The exhibit, which is on display until May 25, features California artists Kimber Berry’s and Stephanie Cate’s different views on life.

“Both of them really bring to life very, very different abstract ways of our world, our relationship with nature and our universe,” Lisa Cooper, the owner of the gallery, said. “I felt like it was so important in this particular time where we are to also have a female perspective of our world. So that was also a key element for bringing this all together.” 

Berry’s pieces are bursts of colors created from a combination of paint and digitally altered images to create “multi-dimensional moving paintings,” according to Cooper.

“Kimber is really concerned with how we’re destroying nature, and potentially the only things that will be left with our relationship with nature are plastic flowers and things that we create and put here, as opposed to what nature has created,” she said. 

Meanwhile, Cate brings forth a perspective out of this world. Or at least from beyond this planet. Her works revolve around Europa––one of the moons orbiting Jupiter––and possibilities of life in other places.

“It sort of changes your perspective as you look at these very black and white pieces to then think this is all about that texture of the planet, that ability for it to have life, that fascination with something sort of new and exploring something that’s about 36 million miles away,” Cooper said.

Tucked away in a plain building on Mosholu Avenue, Elisa Contemporary Art has had a home in Riverdale since 2008. Cooper, a former Riverdale resident, initially established the gallery in 2007, and although she spent over 20 years in advertising and marketing, working for major companies such as Mercedes-Benz, Cooper’s true passion lies in making art accessible to others.

“Art really has a healing and transforming quality in all of our lives,” she said. “And it’s so important, so there’s always been––since the beginning––that ability to give back and support the healing quality of art therapy as well.” 

Cooper’s work goes beyond her Riverdale location.

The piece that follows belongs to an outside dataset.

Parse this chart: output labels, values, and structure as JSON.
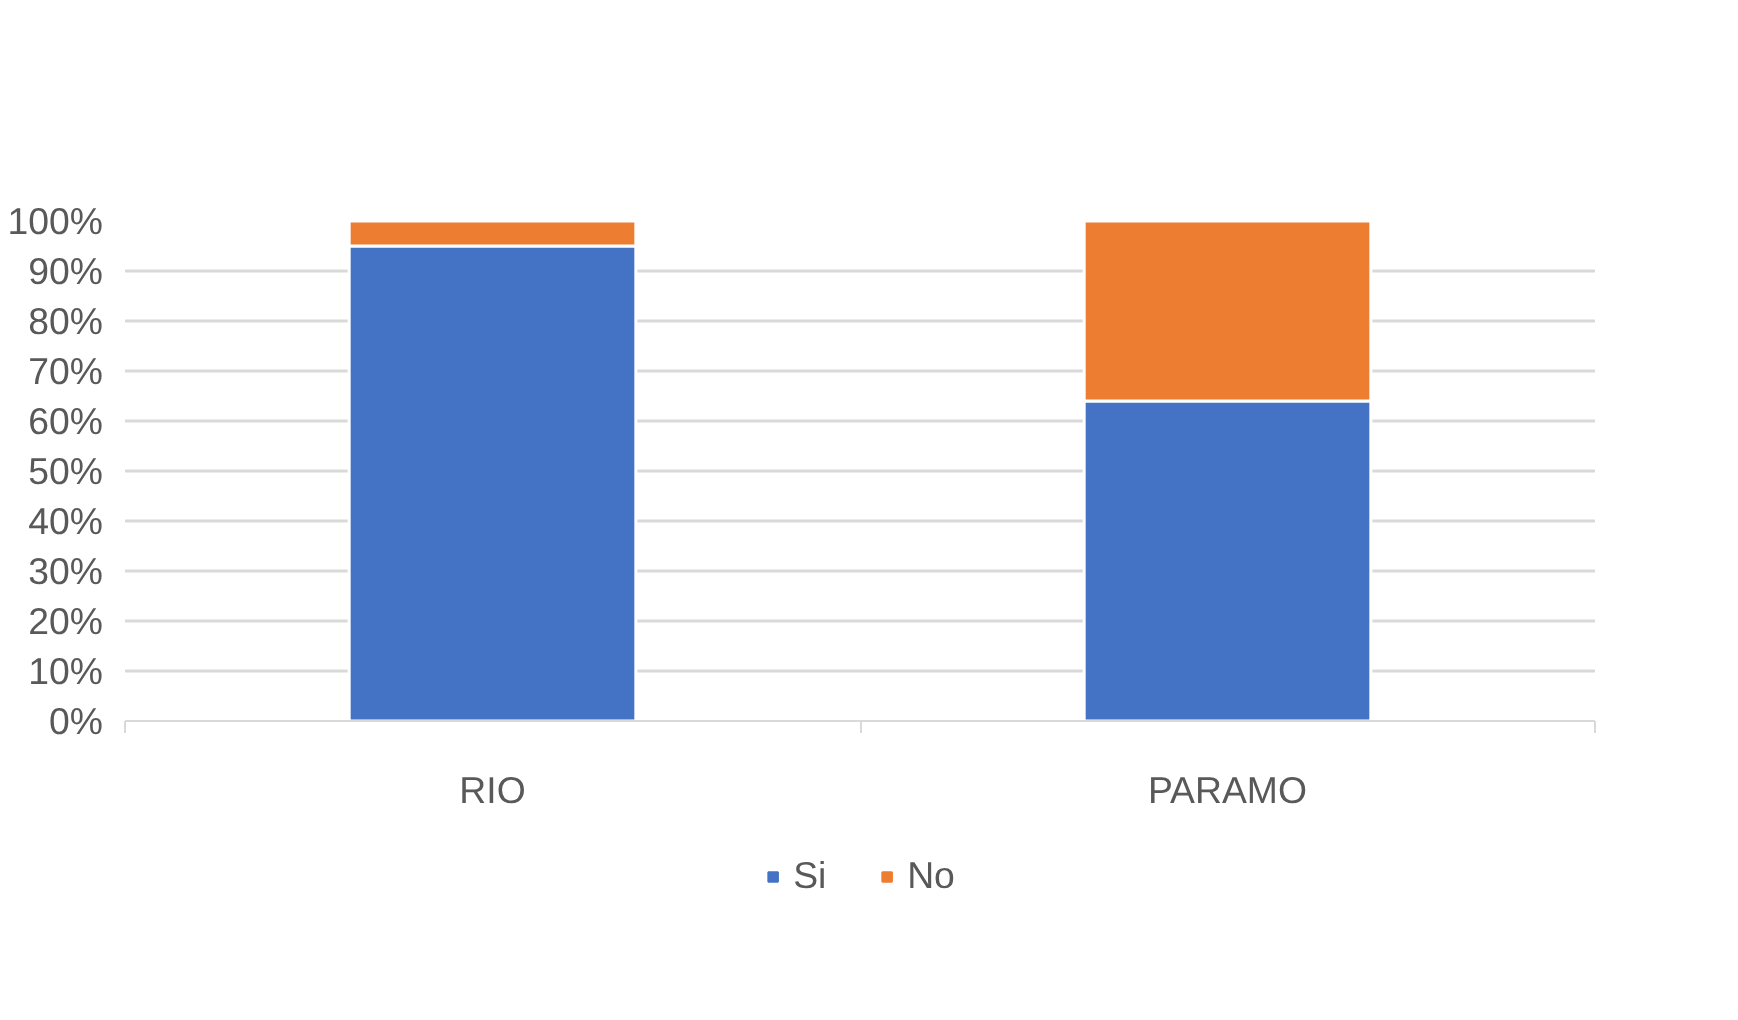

She’s an art dealer who works with artists and puts on shows in Manhattan, Miami and other cities. In the last year, she’s opened an art salon in Connecticut, and a portion of the money Elisa Contemporary Arts makes goes to philanthropic initiatives such as Free Arts NYC and the Art Therapy Project. But her decision to open a gallery in Riverdale came from wanting to tap into a niche that was lacking in the community.

“We have great, wonderful, smart people here who are passionate about the arts,” she said, “but there’s a little bit of that feeling in Riverdale that if it’s here, it’s not as good as it’s going to be in Manhattan or someplace else, which actually is an incorrect perspective.” 

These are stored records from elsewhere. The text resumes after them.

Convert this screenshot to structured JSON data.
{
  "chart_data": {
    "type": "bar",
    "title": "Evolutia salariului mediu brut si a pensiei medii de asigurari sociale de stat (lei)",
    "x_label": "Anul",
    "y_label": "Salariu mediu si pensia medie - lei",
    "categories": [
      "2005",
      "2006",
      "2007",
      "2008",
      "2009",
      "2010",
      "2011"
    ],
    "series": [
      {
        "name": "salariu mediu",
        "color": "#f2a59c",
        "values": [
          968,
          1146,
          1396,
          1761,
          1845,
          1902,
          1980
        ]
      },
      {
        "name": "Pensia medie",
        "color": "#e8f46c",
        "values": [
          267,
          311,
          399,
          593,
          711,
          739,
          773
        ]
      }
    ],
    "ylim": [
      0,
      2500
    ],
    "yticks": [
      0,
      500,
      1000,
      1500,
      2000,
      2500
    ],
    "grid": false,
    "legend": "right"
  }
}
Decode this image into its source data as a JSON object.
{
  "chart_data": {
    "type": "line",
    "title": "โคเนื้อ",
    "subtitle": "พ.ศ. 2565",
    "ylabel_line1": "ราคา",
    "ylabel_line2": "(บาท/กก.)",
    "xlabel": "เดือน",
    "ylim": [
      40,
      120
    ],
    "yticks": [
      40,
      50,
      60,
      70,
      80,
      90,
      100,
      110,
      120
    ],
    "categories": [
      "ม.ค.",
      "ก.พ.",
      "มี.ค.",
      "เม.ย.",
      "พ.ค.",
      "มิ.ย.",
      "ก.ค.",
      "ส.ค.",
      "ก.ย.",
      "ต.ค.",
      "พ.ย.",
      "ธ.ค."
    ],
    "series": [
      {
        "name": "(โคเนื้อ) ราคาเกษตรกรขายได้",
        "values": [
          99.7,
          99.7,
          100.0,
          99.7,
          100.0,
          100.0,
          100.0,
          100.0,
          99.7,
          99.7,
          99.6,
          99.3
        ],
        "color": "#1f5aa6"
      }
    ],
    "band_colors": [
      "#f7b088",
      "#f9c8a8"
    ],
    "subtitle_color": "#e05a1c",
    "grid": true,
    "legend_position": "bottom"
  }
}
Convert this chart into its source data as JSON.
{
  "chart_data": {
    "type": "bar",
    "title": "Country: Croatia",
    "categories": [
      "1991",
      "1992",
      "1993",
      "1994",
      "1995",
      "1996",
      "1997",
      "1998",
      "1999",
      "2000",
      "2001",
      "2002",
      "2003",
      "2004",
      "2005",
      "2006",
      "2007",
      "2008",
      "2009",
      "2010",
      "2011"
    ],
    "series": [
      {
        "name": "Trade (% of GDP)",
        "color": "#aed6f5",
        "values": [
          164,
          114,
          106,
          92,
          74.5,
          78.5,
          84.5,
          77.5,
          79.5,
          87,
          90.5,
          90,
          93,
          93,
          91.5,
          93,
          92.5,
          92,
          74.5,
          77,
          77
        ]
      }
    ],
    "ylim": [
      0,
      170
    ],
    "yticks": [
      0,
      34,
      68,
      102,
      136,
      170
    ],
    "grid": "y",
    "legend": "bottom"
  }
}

And even though Cooper’s goal is to serve the arts to everyone, her own passion is the element that holds it together. She believes it’s part of her aesthetic to pick work she loves before exhibiting it to others.

“I’m such a firm believer that [art] needs to live somewhere between your heart and your emotion, and you take your head out of it,” she said. “But it has to make you feel something.” 

Cooper doesn’t know what the future of art will hold, but she’s intrigued by what artists will bring to her gallery and how her visitors will perceive it. 

“I hope their impressions are that they see something they’ve never seen before or experienced,” she said, “that it takes them into a different space that they have that feeling like, ‘this is something I would love to come home to every day and get lost and get out of this crazy world and just get lost into a piece of art’ into someplace that’s a little more healing, transformative and meditative.”